Une étude analyse les effets des mesures de santé publique sur le contrôle de l'épidémie

Avec le pandémie de covid-19, les épidémies de Mpox et d'autres maladies dans le monde, l'avertissement concernant les problèmes de santé qui se propagent à grande échelle et comment santé publique peuvent affecter ces processus.

Une nouvelle étude réalisée par Vinícius Carlesso, cardiologue, en partenariat avec le maître ès sciences et scientifique de Singapour, Bryan Tan Jin-Yon et le post-doctorant en neurosciences, Fabiano de Abreu, a cherché à élargir le modèle traditionnel d'identification des épidémies.

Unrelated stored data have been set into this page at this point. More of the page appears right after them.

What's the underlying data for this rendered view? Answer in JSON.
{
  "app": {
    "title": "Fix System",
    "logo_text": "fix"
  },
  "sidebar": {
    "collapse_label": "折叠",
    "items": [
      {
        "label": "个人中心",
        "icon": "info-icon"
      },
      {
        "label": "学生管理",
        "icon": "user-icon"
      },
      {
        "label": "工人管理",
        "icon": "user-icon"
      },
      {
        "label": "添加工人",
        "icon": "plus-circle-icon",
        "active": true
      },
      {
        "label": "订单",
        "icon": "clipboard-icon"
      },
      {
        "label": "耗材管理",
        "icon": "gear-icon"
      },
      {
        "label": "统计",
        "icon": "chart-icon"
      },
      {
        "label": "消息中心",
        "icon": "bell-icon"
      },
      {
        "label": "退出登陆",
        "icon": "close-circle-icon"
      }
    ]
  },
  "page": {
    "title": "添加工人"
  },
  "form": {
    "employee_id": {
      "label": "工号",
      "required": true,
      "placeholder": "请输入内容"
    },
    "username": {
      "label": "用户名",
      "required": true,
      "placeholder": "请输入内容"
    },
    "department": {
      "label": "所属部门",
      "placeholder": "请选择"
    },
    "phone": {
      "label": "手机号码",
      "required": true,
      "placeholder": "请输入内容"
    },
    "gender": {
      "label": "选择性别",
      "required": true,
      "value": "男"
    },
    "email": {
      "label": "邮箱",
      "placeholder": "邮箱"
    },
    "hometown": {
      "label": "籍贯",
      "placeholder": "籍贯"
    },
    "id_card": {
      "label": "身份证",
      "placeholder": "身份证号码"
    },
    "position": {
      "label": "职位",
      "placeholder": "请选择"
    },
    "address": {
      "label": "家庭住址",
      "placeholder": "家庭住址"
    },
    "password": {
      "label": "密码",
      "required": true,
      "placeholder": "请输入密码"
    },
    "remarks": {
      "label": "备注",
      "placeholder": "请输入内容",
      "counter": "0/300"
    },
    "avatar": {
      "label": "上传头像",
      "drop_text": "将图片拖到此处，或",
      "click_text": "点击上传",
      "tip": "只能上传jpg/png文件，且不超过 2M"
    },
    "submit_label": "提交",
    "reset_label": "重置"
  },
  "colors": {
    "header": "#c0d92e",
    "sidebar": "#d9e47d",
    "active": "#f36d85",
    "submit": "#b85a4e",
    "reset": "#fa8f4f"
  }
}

« L’étude a étendu le modèle SEIR à l’Amérique du Sud, en se concentrant sur des pays comme le Brésil, la Colombie, le Pérou, le Venezuela et l’Argentine, pour analyser la propagation de la variole du singe (Mpox). La recherche a comparé la réponse de santé publique entre l’Argentine, qui a adopté des mesures strictes, et le Brésil, avec des interventions limitées.

« Les résultats ont souligné l'importance des interventions de santé publique dans le contrôle des épidémies et ont montré comment le modèle peut être adapté à différents contextes », explique Vinícius Carlesso à propos de l'étude.

Un modèle adaptable

L'étude a montré que le modèle SEIR, avec des ajustements pour la dynamique des populations et les pics de transmission, est utile pour comprendre les épidémies, telles que la variole du singe, en aidant à les prévenir et à créer des stratégies de santé publique plus efficaces, en tenant compte des variations régionales.

« L'adaptabilité du modèle suggère son applicabilité potentielle à d'autres régions, y compris le Venezuela, qui pourra être explorée dans de futures études », souligne l'étude.